TIRANA: OTOMANA, SOCIALISTA Y GLOBALIZADA.




Una capital improbable, cuyo nombre evoca a otro tiempo, a una época en que el mundo estaba dividido en dos bloques, Tirana simboliza lo lejano, lo inaccesible y lo desconocido, capital de un pequeño y orgulloso país que siempre quiso mantener su independencia contra todo, y contra todos, un país que fue oficialmente ateo y que defendía el único socialismo auténtico. El valiente Enver Hoxha rompió con la URSS, con la China de Mao y con la vecina Yugoslavia de Tito, decidió echar el cerrojo y aislarse del mundo. Del Occidental capitalista y del Oriental comunista.


La capital albanesa ha pasado en cien años de asentamiento otomano a capital de un estado socialista, para terminar abriendose a la globalización y al capitalismo occidental. Tras la declaración de independencia en 1912, Tirana pasó de ser una pequeña ciudad de provincias en el Imperio Otomano a la floreciente capital de una República Socialista.


Fundada por los otomanos, fue rediseñada sucesivamente por los arquitectos fascistas de Mussolini, por el partido comunista de Albania y por las autoridades de la nueva democracia, la más joven de toda Europa. Su alcalde Edi Rama llenó de color una ciudad que durante varias décadas era gris, anodina y un tanto triste.
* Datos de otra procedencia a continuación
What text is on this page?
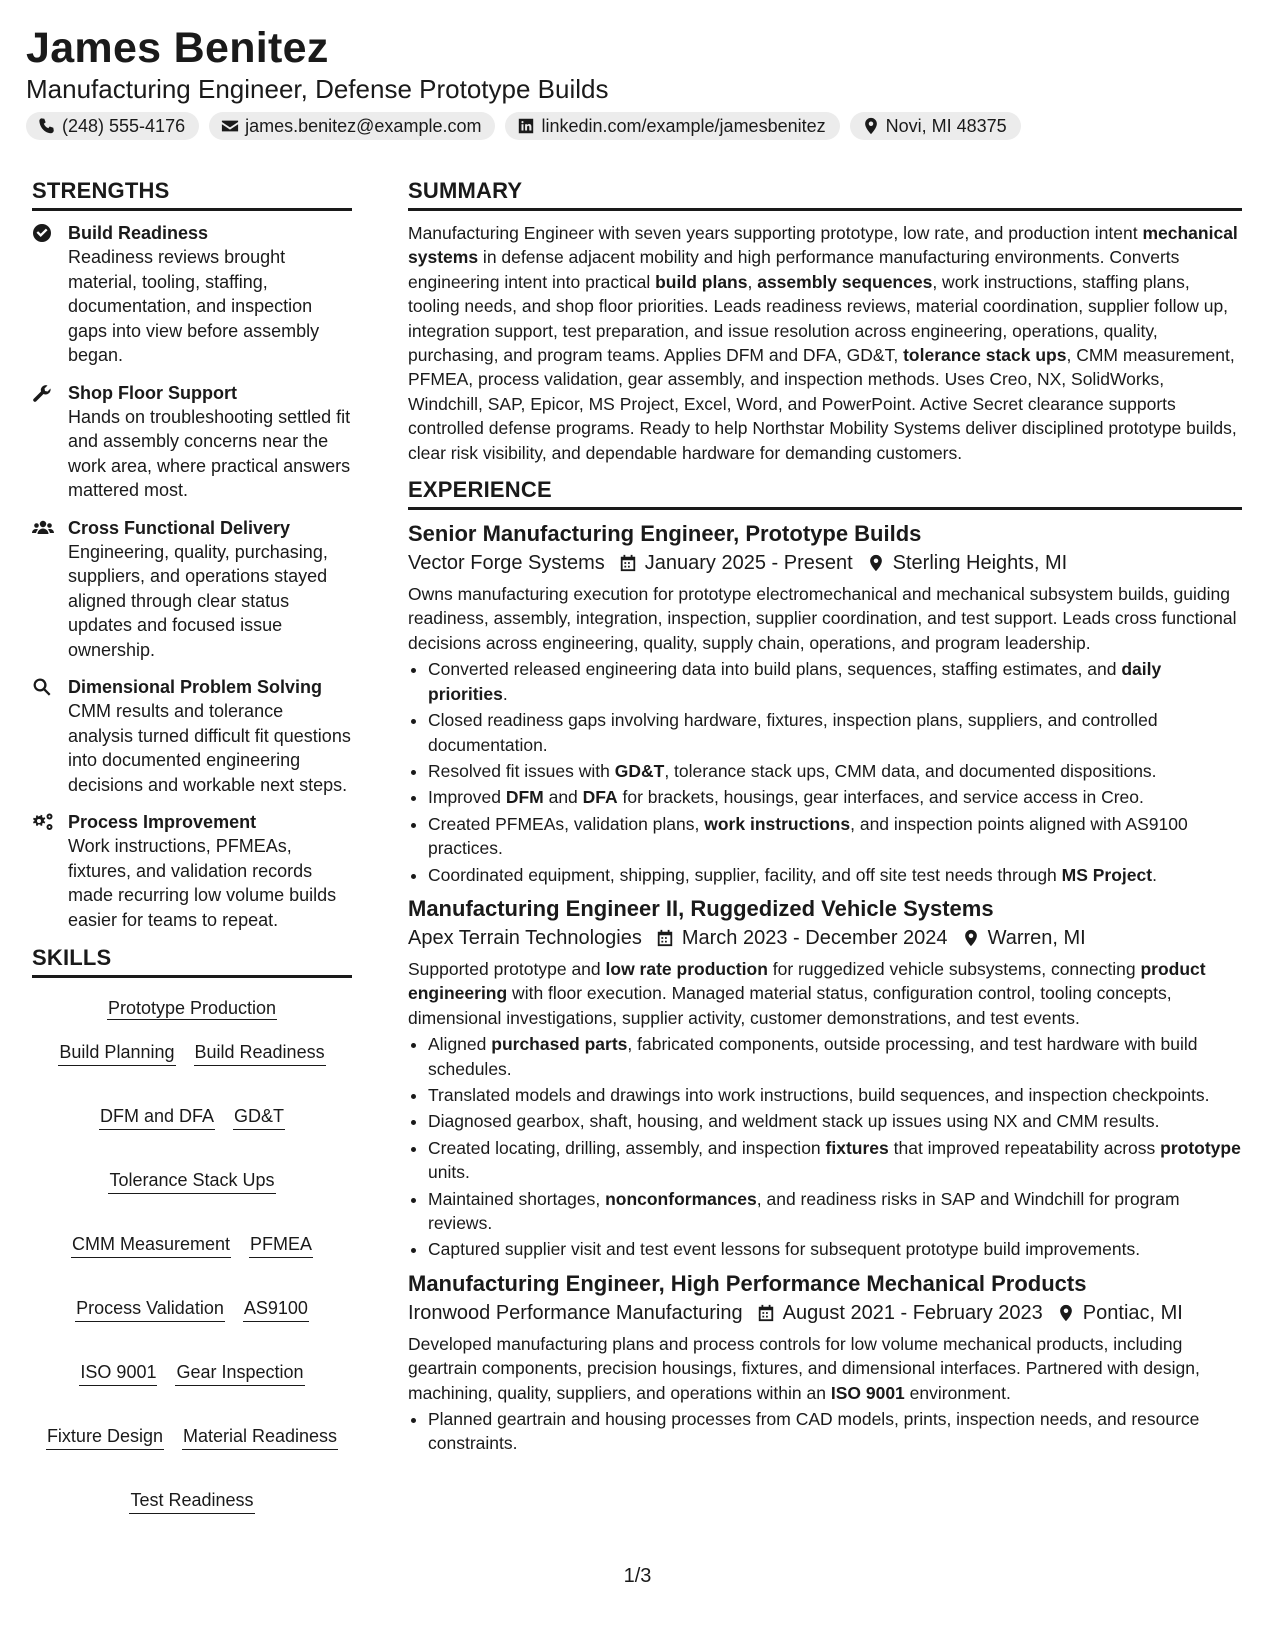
James Benitez
Manufacturing Engineer, Defense Prototype Builds
(248) 555-4176	james.benitez@example.com	linkedin.com/example/jamesbenitez	Novi, MI 48375
STRENGTHS
Build Readiness
Readiness reviews brought material, tooling, staffing, documentation, and inspection gaps into view before assembly began.
Shop Floor Support
Hands on troubleshooting settled fit and assembly concerns near the work area, where practical answers mattered most.
Cross Functional Delivery
Engineering, quality, purchasing, suppliers, and operations stayed aligned through clear status updates and focused issue ownership.
Dimensional Problem Solving
CMM results and tolerance analysis turned difficult fit questions into documented engineering decisions and workable next steps.
Process Improvement
Work instructions, PFMEAs, fixtures, and validation records made recurring low volume builds easier for teams to repeat.
SKILLS
Prototype Production
Build Planning Build Readiness
DFM and DFA GD&T
Tolerance Stack Ups
CMM Measurement PFMEA
Process Validation AS9100
ISO 9001 Gear Inspection
Fixture Design Material Readiness
Test Readiness
SUMMARY
Manufacturing Engineer with seven years supporting prototype, low rate, and production intent mechanical systems in defense adjacent mobility and high performance manufacturing environments. Converts engineering intent into practical build plans, assembly sequences, work instructions, staffing plans, tooling needs, and shop floor priorities. Leads readiness reviews, material coordination, supplier follow up, integration support, test preparation, and issue resolution across engineering, operations, quality, purchasing, and program teams. Applies DFM and DFA, GD&T, tolerance stack ups, CMM measurement, PFMEA, process validation, gear assembly, and inspection methods. Uses Creo, NX, SolidWorks, Windchill, SAP, Epicor, MS Project, Excel, Word, and PowerPoint. Active Secret clearance supports controlled defense programs. Ready to help Northstar Mobility Systems deliver disciplined prototype builds, clear risk visibility, and dependable hardware for demanding customers.
EXPERIENCE
Senior Manufacturing Engineer, Prototype Builds
Vector Forge Systems January 2025 - Present Sterling Heights, MI
Owns manufacturing execution for prototype electromechanical and mechanical subsystem builds, guiding readiness, assembly, integration, inspection, supplier coordination, and test support. Leads cross functional decisions across engineering, quality, supply chain, operations, and program leadership.
• Converted released engineering data into build plans, sequences, staffing estimates, and daily priorities.
• Closed readiness gaps involving hardware, fixtures, inspection plans, suppliers, and controlled documentation.
• Resolved fit issues with GD&T, tolerance stack ups, CMM data, and documented dispositions.
• Improved DFM and DFA for brackets, housings, gear interfaces, and service access in Creo.
• Created PFMEAs, validation plans, work instructions, and inspection points aligned with AS9100 practices.
• Coordinated equipment, shipping, supplier, facility, and off site test needs through MS Project.
Manufacturing Engineer II, Ruggedized Vehicle Systems
Apex Terrain Technologies March 2023 - December 2024 Warren, MI
Supported prototype and low rate production for ruggedized vehicle subsystems, connecting product engineering with floor execution. Managed material status, configuration control, tooling concepts, dimensional investigations, supplier activity, customer demonstrations, and test events.
• Aligned purchased parts, fabricated components, outside processing, and test hardware with build schedules.
• Translated models and drawings into work instructions, build sequences, and inspection checkpoints.
• Diagnosed gearbox, shaft, housing, and weldment stack up issues using NX and CMM results.
• Created locating, drilling, assembly, and inspection fixtures that improved repeatability across prototype units.
• Maintained shortages, nonconformances, and readiness risks in SAP and Windchill for program reviews.
• Captured supplier visit and test event lessons for subsequent prototype build improvements.
Manufacturing Engineer, High Performance Mechanical Products
Ironwood Performance Manufacturing August 2021 - February 2023 Pontiac, MI
Developed manufacturing plans and process controls for low volume mechanical products, including geartrain components, precision housings, fixtures, and dimensional interfaces. Partnered with design, machining, quality, suppliers, and operations within an ISO 9001 environment.
• Planned geartrain and housing processes from CAD models, prints, inspection needs, and resource constraints.
1/3
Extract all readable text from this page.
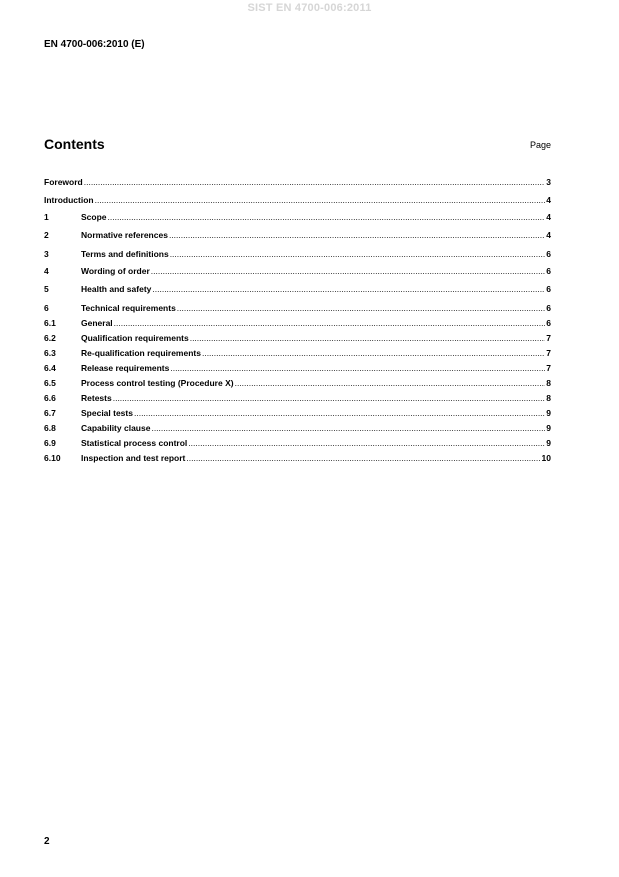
SIST EN 4700-006:2011
EN 4700-006:2010 (E)
Contents	Page
Foreword .....	3
Introduction .....	4
1	Scope .....	4
2	Normative references .....	4
3	Terms and definitions .....	6
4	Wording of order .....	6
5	Health and safety .....	6
6	Technical requirements .....	6
6.1	General .....	6
6.2	Qualification requirements .....	7
6.3	Re-qualification requirements .....	7
6.4	Release requirements .....	7
6.5	Process control testing (Procedure X) .....	8
6.6	Retests .....	8
6.7	Special tests .....	9
6.8	Capability clause .....	9
6.9	Statistical process control .....	9
6.10	Inspection and test report .....	10
2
José Ignacio Torreblanca en El Pais nos cuenta sus impresiones de Tirana “Miras a un lado y chocas de frente con un monumental palacio de congresos de estilo norcoreano presidido por un enorme mural donde se representa al pueblo en armas. Miras a otro y te tropiezas con el neoclásico típico del fascismo italiano, herencia de la ocupación por las tropas de Mussolini. Y si te vuelves, entonces ves una pequeña mezquita, una de las pocas que se salvó del régimen locoide de Enver Hoxha, que declaró el ateísmo religión de Estado, impuso un régimen de terror y destruyó una gran parte del patrimonio cultural del país. Un pastiche interesante, pero problemático desde el punto de vista histórico”.


La capital de Albania se sitúa a unos cien metros sobre el nivel del mar, rodeada de colinas y montes blancos (de ese color viene el nombre de Albania), en el valle del río Ishëm. Relativamente cercana al mar Mediterráneo, 30 kilómetros la separan de la costa. Precisamente una de las carreteras mejores del país unen Tirana con el histórico puerto de Durrës.


El origen de Tirana se relaciona con un castillo – Kalaja e Tiranës – mandado construir en su momento por el emperador Justiniano I y posteriormente restaurado por los turcos. Hoy tan solo quedan unas cuantas piedras de la fortaleza y de la presencia bizantina en la ciudad.


Sulejman Pashá, fue el verdadero fundador de la ciudad, en 1614. La Tirana otomana contaba con una mezquita, un hamman y un mercado. Su situación en una cruce de rutas de caravanes hizo posible su rápido crecimiento.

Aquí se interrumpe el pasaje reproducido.